Fighting for personal privacy, New York legislators are calling out a secret deal between the Federal Bureau of Investigation (FBI) and police departments that provided military-grade IMSI (International Mobile Subscriber Identity) catchers – called “Stingrays” – to snoop on citizens’ cell phone locations – without a warrant.
Warrantless search is protected by the Fourth constitutional amendment yet the federal government has failed to outlaw the use of this illicit surveillance-state tool:
“The right of the people to be secure in their persons, houses, papers, and effects, against unreasonable searches and seizures, shall not be violated, and no Warrants shall issue, but upon probable cause, supported by Oath or affirmation, and particularly describing the place to be searched, and the persons or things to be seized.”
StingRay use has been on the up and up throughout local and federal law enforcement with barely any – if any – protectionary oversight. States are taking issue with that problem. In California, the San Bernardino Police Department used its StingRay 300 times without a warrant in just over a year.
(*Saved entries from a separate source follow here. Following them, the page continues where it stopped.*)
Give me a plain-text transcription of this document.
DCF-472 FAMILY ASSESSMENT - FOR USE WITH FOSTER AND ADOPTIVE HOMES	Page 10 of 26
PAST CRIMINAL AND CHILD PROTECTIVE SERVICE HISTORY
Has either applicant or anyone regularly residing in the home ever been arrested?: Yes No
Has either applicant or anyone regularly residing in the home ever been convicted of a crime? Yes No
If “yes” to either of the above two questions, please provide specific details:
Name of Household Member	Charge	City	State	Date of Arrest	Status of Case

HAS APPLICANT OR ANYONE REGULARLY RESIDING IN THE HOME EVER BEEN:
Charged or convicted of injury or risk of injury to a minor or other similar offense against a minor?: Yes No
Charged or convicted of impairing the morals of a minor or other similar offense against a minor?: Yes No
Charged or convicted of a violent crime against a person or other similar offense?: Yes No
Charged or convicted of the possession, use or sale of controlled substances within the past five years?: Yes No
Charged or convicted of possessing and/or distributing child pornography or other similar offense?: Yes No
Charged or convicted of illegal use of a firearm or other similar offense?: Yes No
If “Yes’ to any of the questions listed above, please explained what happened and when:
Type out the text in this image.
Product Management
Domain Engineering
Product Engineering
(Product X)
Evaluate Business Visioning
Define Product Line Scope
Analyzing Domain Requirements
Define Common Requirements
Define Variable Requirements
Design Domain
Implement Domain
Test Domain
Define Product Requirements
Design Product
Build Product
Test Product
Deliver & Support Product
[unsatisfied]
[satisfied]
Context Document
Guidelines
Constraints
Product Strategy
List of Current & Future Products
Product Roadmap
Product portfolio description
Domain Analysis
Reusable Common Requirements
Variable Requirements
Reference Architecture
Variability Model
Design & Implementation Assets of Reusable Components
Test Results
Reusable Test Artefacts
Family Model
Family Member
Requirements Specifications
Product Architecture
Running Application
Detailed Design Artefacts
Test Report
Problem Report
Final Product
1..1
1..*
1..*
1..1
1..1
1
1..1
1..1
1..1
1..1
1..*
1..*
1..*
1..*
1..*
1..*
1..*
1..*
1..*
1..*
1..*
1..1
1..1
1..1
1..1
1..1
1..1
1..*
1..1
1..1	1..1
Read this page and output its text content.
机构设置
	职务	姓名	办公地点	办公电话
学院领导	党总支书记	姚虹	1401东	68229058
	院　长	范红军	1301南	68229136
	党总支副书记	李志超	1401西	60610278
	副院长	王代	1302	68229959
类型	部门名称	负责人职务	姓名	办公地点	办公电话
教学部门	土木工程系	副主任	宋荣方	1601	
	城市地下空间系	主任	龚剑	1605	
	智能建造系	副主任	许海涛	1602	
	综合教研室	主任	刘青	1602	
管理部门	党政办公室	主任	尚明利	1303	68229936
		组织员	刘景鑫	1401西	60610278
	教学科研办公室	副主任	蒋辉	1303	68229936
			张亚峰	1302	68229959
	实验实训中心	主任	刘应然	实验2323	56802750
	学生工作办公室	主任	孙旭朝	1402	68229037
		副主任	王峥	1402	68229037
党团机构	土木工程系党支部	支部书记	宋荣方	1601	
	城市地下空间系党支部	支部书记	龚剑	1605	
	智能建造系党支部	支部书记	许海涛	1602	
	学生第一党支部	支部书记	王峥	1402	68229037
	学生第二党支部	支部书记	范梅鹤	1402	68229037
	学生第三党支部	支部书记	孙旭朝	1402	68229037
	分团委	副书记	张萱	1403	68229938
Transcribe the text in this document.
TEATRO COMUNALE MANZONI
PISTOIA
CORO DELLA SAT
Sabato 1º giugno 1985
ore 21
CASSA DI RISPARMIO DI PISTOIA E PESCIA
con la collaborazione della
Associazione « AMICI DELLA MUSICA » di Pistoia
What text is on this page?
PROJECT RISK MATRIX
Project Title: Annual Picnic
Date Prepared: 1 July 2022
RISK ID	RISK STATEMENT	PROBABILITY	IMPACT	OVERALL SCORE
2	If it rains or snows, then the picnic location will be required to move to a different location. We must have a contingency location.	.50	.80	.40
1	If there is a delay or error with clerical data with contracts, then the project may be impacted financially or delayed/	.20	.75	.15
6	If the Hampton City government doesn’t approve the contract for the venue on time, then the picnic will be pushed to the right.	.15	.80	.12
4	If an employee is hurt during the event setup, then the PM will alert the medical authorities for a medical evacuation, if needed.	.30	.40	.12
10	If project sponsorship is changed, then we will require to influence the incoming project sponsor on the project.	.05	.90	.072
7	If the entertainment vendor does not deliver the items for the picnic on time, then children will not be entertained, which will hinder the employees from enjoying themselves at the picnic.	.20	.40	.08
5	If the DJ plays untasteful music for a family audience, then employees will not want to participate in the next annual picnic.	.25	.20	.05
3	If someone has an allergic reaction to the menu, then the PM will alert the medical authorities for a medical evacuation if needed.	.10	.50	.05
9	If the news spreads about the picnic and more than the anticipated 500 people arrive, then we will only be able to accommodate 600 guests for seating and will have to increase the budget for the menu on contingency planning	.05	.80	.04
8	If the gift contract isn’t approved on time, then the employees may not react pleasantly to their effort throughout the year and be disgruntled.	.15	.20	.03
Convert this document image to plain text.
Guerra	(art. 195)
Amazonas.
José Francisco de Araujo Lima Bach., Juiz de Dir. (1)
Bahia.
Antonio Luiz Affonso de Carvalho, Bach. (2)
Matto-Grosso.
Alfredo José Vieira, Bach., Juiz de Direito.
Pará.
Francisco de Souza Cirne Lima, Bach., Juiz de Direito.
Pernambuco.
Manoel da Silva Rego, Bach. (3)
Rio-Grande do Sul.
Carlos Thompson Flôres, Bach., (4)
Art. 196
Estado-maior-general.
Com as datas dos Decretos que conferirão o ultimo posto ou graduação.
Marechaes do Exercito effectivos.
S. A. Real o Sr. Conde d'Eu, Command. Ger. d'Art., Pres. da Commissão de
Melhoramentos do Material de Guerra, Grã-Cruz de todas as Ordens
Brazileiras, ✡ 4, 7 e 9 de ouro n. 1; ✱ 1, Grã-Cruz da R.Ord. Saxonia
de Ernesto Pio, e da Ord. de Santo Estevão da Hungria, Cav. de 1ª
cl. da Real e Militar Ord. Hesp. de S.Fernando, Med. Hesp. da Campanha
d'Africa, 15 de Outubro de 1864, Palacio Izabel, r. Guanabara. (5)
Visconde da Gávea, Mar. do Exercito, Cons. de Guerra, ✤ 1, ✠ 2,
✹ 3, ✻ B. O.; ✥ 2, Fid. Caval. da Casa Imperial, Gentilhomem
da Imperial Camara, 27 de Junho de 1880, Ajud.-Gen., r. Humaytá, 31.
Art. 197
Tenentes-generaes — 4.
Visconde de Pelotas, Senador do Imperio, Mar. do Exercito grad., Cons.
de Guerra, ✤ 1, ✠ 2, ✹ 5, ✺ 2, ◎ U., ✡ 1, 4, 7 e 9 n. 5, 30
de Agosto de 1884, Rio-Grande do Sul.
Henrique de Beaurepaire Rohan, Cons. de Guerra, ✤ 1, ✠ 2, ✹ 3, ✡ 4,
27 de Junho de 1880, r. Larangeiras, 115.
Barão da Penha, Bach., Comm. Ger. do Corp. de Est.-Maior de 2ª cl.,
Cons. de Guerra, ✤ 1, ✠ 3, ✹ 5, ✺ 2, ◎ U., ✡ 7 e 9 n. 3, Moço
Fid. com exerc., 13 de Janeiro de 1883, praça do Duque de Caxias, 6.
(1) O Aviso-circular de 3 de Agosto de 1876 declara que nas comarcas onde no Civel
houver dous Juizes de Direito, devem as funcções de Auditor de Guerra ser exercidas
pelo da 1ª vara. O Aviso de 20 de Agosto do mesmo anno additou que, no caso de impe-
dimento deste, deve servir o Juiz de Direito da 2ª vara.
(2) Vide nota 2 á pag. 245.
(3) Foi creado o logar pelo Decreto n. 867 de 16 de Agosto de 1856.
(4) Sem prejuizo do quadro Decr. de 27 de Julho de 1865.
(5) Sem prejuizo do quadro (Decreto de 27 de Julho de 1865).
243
A shoebox-sized Stingray (the brand sold by Harris Corporation) collects information from cell phones by mimicking a wireless carrier cell tower and forcing all nearby WiFi cellular data devices to connect to it. The box gives police the power not only to collect your cell phone’s location as well as your incoming and outgoing calls but it can also intercept the content of voice conservations and text messages.
Law officers have abandoned law to go after what they call order – without your prior knowledge or consent and with no regard to the Law of the Land.
Seven years ago, the Electronic Frontier Foundation (EFF) and the American Civil Liberties Union (ACLU) submitted an amicus brief in United States v. Rigmaiden involving Fourth Amendment rights in the home and using cell phones which compared underhanded police evidence collection to the door-to-door searches with no probable cause or even suspicion of wrongdoing conducted by Pre-Revolutionary War British soldiers.
In Rigmaiden, the government asked a federal judge in Northern California to order Verizon to assist in locating the defendant (dubbed the “Hacker”), a suspected participant in a tax fraud scheme. After the judge granted an order directing Verizon to provide the location information on an Aircard thought to belong to the defendant, the government claimed this authorization somehow included using its own Stingray.
The culprit was caught based on the cell records gleaned by the Stingray – but personal data of every other innocent cell phone user within range of the eavesdropping device was also collected.
Richard Tynan, a technology expert with Privacy International, observed that “there really isn’t any place for innocent people to hide from a device such as this.”
The U.S. government was developing this surveillance technology around 1995. The first civilian law enforcement agency to use it illegally on civilians occurred in 2007, followed by the New York City Police Department (NYPD) in 2008.
Today, Stingray-type devices are used by local and state law enforcement personnel across the United States, Canada, and the United Kingdom. The suite of StingRay devices can be mounted in vehicles, on airplanes, helicopters, and drones. Hand-carried versions are sold under the trade name KingFish.
The New York Civil Liberties Union came out in support of A.8055, a bill introduced by Assemblymember Sean Ryan in 2015 that required law enforcement to obtain a court-issued warrant before using stingray surveillance technology.
In 2017, The Washington, D.C. Court of Appeals reached a landmark pro-privacy decision that reversed the lower decision of the Superior Court of the District of Columbia and overturned the conviction of a robbery and sexual assault suspect. The ruling said that using Stingrays “to locate a person through his or her cellphone invades the person’s actual, legitimate and reasonable expectation of privacy in his or her location information and is a search.”
A year later, in June 2018, the United States Supreme Court issued another landmark ruling in favor of citizen privacy. In Carpenter v. US, police had tracked the plaintiff’s cell site location data for several months. The decision banned the use of historical location information by law enforcement.
A second 2018 case in Massachusetts Commonwealth v. Almonor expanded the federal ruling to prohibit real time location blanket surveillance by police.
This past May 2019, Michigan legislators introduced a bill to ban warrantless searches by Stingray tech and the collection of electronic data stored by service providers. On May 22, GOP Senator Pete Lucido introduced Senate Bill 341 titled The Electronic Information and Data Privacy Act. This law has three requirements:
- A law enforcement agency must obtain a search warrant to access certain electronic information or data
- To prescribe the manner in which certain electronic information or data may be accessed or used
- To require notification to the owner or user of the electronic information, data, or electronic device that the electronic information, data, or electronic device has been accessed; and to provide remedies
As more people find out about the sneaky conspiracists at the FBI promoting illegal StingRay technology to the nation’s police, look for an increased in legislation crafted to protect personal privacy, to maintain public trust in law enforcement, and to hold the criminal justice system accountable for upholding the U.S. Constitution.